Jakarta – Program Makan Bergizi Gratis (MBG) dinilai bukan sekadar program pemenuhan pangan bagi peserta didik, tetapi juga investasi jangka panjang dalam meningkatkan kualitas pendidikan, kesehatan, dan produktivitas bangsa. Hal tersebut menjadi salah satu pembahasan utama dalam webinar mengenai integrasi gizi dan pendidikan untuk memperkuat sumber daya manusia Indonesia.
Direktur Promosi dan Edukasi Gizi, Dr. Gunalan A.P., menjelaskan bahwa MBG dirancang untuk meningkatkan konsentrasi belajar, membentuk kebiasaan hidup sehat, sekaligus memperkuat karakter peserta didik melalui penerapan disiplin, kebersihan, dan tanggung jawab dalam aktivitas sehari-hari di sekolah.

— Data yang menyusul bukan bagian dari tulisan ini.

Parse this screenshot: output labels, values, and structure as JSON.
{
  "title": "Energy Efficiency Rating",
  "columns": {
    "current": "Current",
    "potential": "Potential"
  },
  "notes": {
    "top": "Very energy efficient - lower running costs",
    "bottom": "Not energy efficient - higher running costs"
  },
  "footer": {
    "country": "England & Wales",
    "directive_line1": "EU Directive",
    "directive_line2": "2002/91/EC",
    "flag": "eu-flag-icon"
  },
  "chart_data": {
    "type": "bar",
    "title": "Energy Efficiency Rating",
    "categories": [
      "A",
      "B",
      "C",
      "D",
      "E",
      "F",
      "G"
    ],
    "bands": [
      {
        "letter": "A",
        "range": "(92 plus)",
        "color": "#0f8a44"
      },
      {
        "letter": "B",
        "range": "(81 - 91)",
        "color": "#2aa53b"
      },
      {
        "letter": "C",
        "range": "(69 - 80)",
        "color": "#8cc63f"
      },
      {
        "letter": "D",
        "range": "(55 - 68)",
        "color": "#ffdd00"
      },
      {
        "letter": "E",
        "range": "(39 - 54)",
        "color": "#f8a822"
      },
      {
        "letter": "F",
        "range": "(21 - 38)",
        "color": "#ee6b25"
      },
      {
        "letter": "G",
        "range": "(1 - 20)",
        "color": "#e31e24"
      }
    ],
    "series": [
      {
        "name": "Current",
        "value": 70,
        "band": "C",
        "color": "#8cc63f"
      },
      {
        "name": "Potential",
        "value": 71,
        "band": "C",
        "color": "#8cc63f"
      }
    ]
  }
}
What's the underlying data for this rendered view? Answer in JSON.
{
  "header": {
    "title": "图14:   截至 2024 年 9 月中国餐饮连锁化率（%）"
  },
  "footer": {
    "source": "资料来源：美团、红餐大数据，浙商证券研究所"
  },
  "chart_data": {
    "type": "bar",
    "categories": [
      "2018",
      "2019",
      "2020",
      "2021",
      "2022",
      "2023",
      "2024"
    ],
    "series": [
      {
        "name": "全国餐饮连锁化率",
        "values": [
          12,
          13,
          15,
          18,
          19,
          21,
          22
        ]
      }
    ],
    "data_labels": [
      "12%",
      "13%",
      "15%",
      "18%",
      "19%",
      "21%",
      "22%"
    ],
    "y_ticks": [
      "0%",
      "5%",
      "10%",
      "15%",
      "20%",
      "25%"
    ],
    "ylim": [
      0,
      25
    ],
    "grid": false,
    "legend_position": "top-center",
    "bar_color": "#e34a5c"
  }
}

Selain berdampak pada kualitas pendidikan, MBG juga memiliki efek ekonomi yang luas. Pelaksanaan program melibatkan koperasi, BUMDes, pelaku UMKM, petani, peternak, nelayan, hingga berbagai usaha lokal sebagai pemasok bahan pangan. Dengan demikian, program tersebut diharapkan mampu menggerakkan roda perekonomian daerah sekaligus membuka peluang usaha baru bagi masyarakat.

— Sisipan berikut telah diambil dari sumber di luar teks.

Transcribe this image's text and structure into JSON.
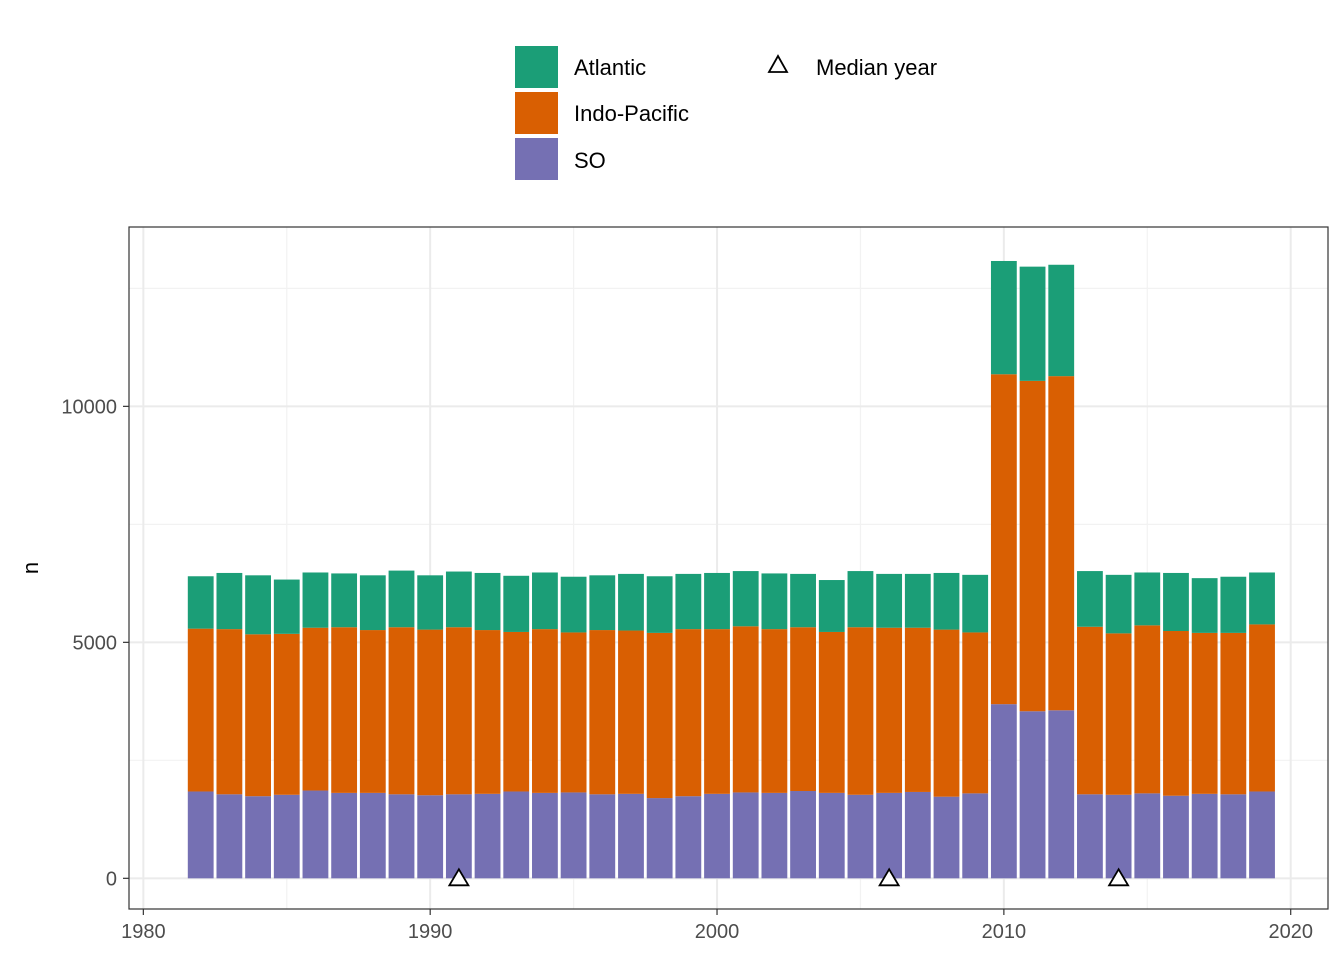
{
  "chart_data": {
    "type": "bar",
    "stacked": true,
    "xlabel": "",
    "ylabel": "n",
    "xlim": [
      1979.5,
      2021.3
    ],
    "ylim": [
      -650,
      13800
    ],
    "x_ticks": [
      1980,
      1990,
      2000,
      2010,
      2020
    ],
    "y_ticks": [
      0,
      5000,
      10000
    ],
    "grid": true,
    "legend_position": "top",
    "x": [
      1982,
      1983,
      1984,
      1985,
      1986,
      1987,
      1988,
      1989,
      1990,
      1991,
      1992,
      1993,
      1994,
      1995,
      1996,
      1997,
      1998,
      1999,
      2000,
      2001,
      2002,
      2003,
      2004,
      2005,
      2006,
      2007,
      2008,
      2009,
      2010,
      2011,
      2012,
      2013,
      2014,
      2015,
      2016,
      2017,
      2018,
      2019
    ],
    "series": [
      {
        "name": "SO",
        "color": "#7570B3",
        "values": [
          1840,
          1780,
          1740,
          1770,
          1860,
          1810,
          1810,
          1780,
          1760,
          1780,
          1790,
          1840,
          1810,
          1820,
          1780,
          1790,
          1700,
          1740,
          1790,
          1820,
          1810,
          1850,
          1810,
          1770,
          1810,
          1830,
          1730,
          1800,
          3690,
          3540,
          3560,
          1780,
          1770,
          1800,
          1750,
          1790,
          1780,
          1840
        ]
      },
      {
        "name": "Indo-Pacific",
        "color": "#D95F02",
        "values": [
          3450,
          3500,
          3430,
          3410,
          3450,
          3510,
          3450,
          3540,
          3510,
          3540,
          3470,
          3380,
          3470,
          3390,
          3480,
          3460,
          3500,
          3540,
          3490,
          3520,
          3470,
          3470,
          3410,
          3550,
          3500,
          3480,
          3540,
          3410,
          6990,
          7000,
          7080,
          3550,
          3420,
          3560,
          3490,
          3410,
          3420,
          3540
        ]
      },
      {
        "name": "Atlantic",
        "color": "#1B9E77",
        "values": [
          1110,
          1190,
          1250,
          1150,
          1170,
          1140,
          1160,
          1200,
          1150,
          1180,
          1210,
          1190,
          1200,
          1180,
          1160,
          1200,
          1200,
          1170,
          1190,
          1170,
          1180,
          1130,
          1100,
          1190,
          1140,
          1140,
          1200,
          1220,
          2400,
          2420,
          2360,
          1180,
          1240,
          1120,
          1230,
          1160,
          1190,
          1100
        ]
      }
    ],
    "median_year": {
      "name": "Median year",
      "x": [
        1991,
        2006,
        2014
      ],
      "y": [
        0,
        0,
        0
      ],
      "shape": "open-triangle"
    }
  }
}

Dalam sesi tanya jawab, peserta menanyakan mekanisme pengawasan kualitas makanan yang disajikan kepada siswa. Menanggapi hal tersebut, Dr. Gunalan menjelaskan bahwa setiap dapur Satuan Pelayanan Pemenuhan Gizi (SPPG) menerapkan prosedur pengendalian mutu secara ketat. Sebelum makanan didistribusikan, sampel makanan diperiksa terlebih dahulu dan disimpan sebagai bagian dari sistem pengawasan apabila diperlukan pemeriksaan laboratorium di kemudian hari.

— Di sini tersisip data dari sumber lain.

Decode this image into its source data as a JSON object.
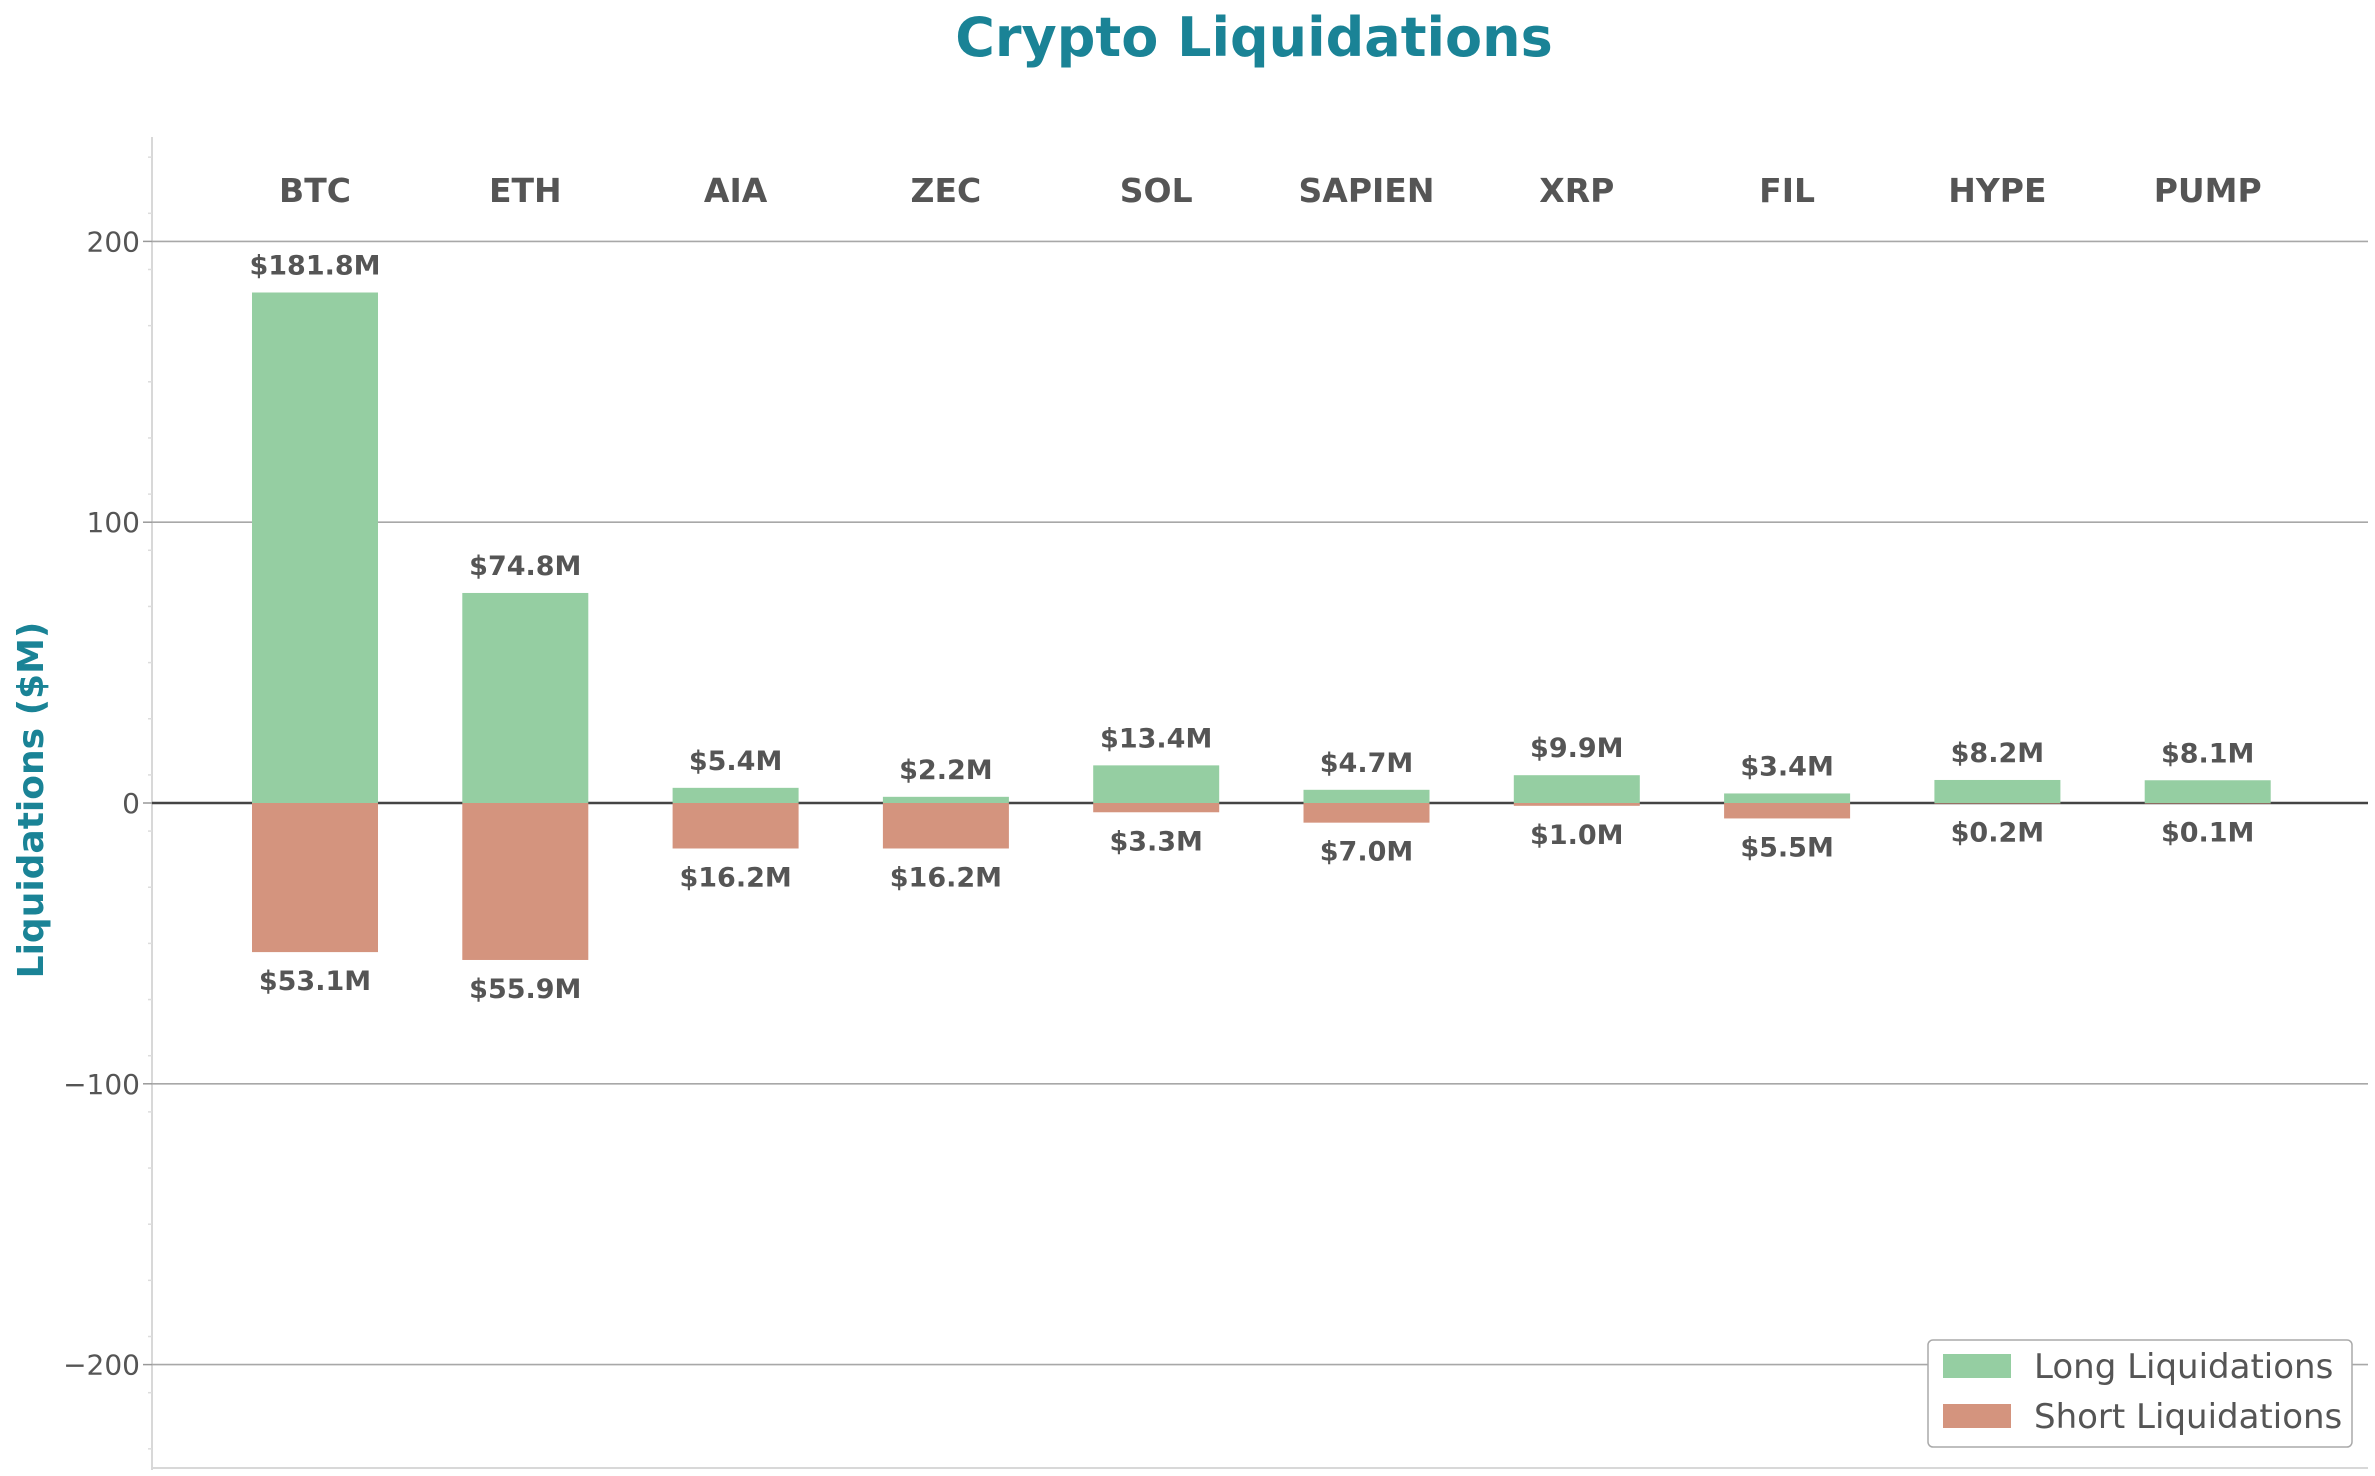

Ia juga menegaskan bahwa seluruh menu telah disusun berdasarkan standar ahli gizi dan diproduksi sesuai standar operasional prosedur (SOP) serta petunjuk teknis yang berlaku. Pemerintah terus melakukan evaluasi terhadap seluruh dapur penyedia makanan dan menerapkan prinsip zero tolerance terhadap pelanggaran standar keamanan pangan.
Melalui penguatan tata kelola tersebut, pemerintah berharap Program Makan Bergizi Gratis dapat berjalan semakin aman, berkualitas, dan mampu memberikan manfaat optimal bagi peserta didik sekaligus masyarakat luas.